Scotland’s Crown Office and Procurator Fiscal Service said in a statement that “the families of those killed in the Lockerbie bombing have been informed that the suspect Abu Agela Mas’ud Kheir Al-Marimi is in US custody. United”.

The US Department of Justice confirmed the information, adding that “he is expected to make his first appearance in US District Court for the District of Columbia.” He gave no information on how Mas’ud was detained by the United States.

Pan Am Flight 103, traveling from London to New York, exploded over Lockerbie on December 21, 1988, killing all 259 people aboard the plane and 11 others on the ground. It remains the deadliest terrorist attack on British soil.

The United States Department of Justice announced new charges against Mas’ud in December 2020, on the 32nd anniversary of the attack.

“Finally, this man responsible for murdering Americans and many more will be brought to justice for his crimes,” then-Attorney General William Barr said at a press conference.

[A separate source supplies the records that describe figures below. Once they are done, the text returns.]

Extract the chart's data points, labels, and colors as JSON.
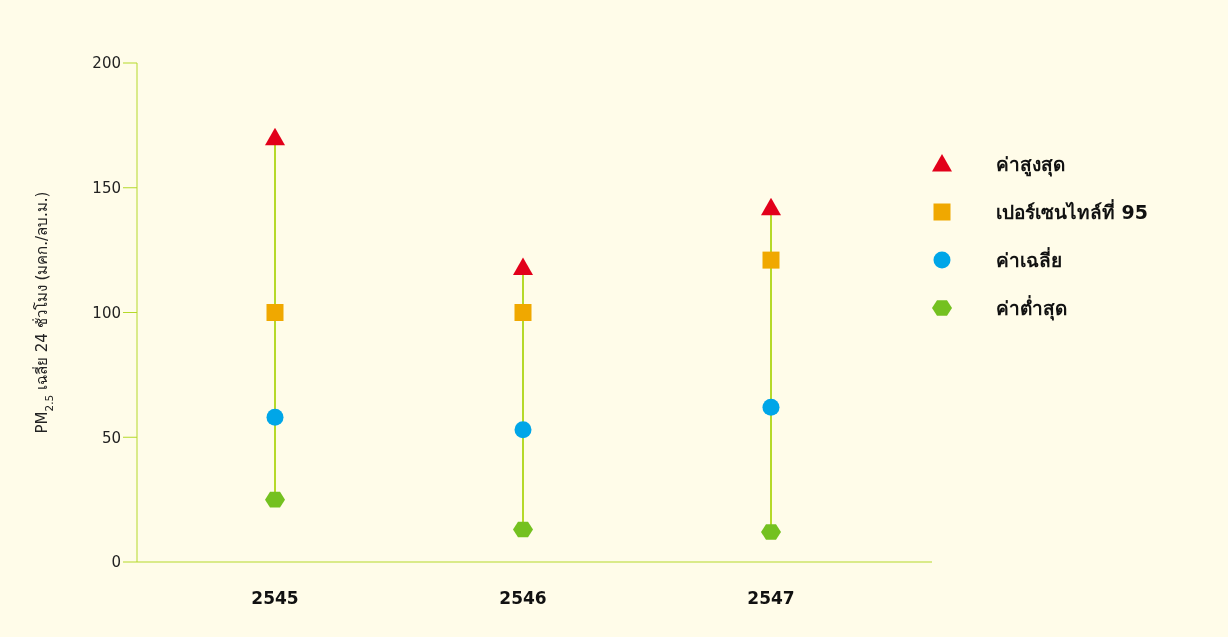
{
  "chart_data": {
    "type": "scatter",
    "ylabel": "PM$_{2.5}$ เฉลี่ย 24 ชั่วโมง (มคก./ลบ.ม.)",
    "categories": [
      "2545",
      "2546",
      "2547"
    ],
    "ylim": [
      0,
      200
    ],
    "yticks": [
      0,
      50,
      100,
      150,
      200
    ],
    "grid": false,
    "legend": "right",
    "series": [
      {
        "name": "ค่าสูงสุด",
        "color": "#e2001a",
        "marker": "triangle",
        "values": [
          170,
          118,
          142
        ]
      },
      {
        "name": "เปอร์เซนไทล์ที่ 95",
        "color": "#f0a800",
        "marker": "square",
        "values": [
          100,
          100,
          121
        ]
      },
      {
        "name": "ค่าเฉลี่ย",
        "color": "#00a6e8",
        "marker": "circle",
        "values": [
          58,
          53,
          62
        ]
      },
      {
        "name": "ค่าต่ำสุด",
        "color": "#74c120",
        "values": [
          25,
          13,
          12
        ]
      }
    ]
  }
}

In 2001, former Libyan intelligence officer Abdelbaset al-Megrahi was convicted of bombing the flight. He is to date the only person convicted for the attack. He lost one appeal and dropped another before being released in 2009 on compassionate grounds because he was terminally ill with cancer.

He died in Libya in 2012, still claiming his innocence.

A breakthrough in the investigation came when US officials in 2017 received a copy of an interview that Mas’ud, a longtime explosives expert for Libya’s intelligence services, had given to law enforcement. Libyan women in 2012 after being arrested following the collapse of the regime. of the country’s leader, Colonel Muammar Gaddafi.

In that interview, US officials said Mas’ud admitted to building the bomb during the Pan Am attack and working with two other conspirators to execute it. He also said the operation was ordered by Libyan intelligence and that Gaddafi thanked him and other team members after the attack, according to an FBI affidavit filed in the case.

While Mas’ud is now the third Libyan intelligence official charged in the US in connection with the Lockerbie bombing, he would be the first to stand trial in a US court.

The Crown Office added in its statement that “Scottish prosecutors and police, together with the UK government and their US colleagues, will continue to pursue this investigation, with the sole aim of bringing to justice those who acted with al-Megrahi. “.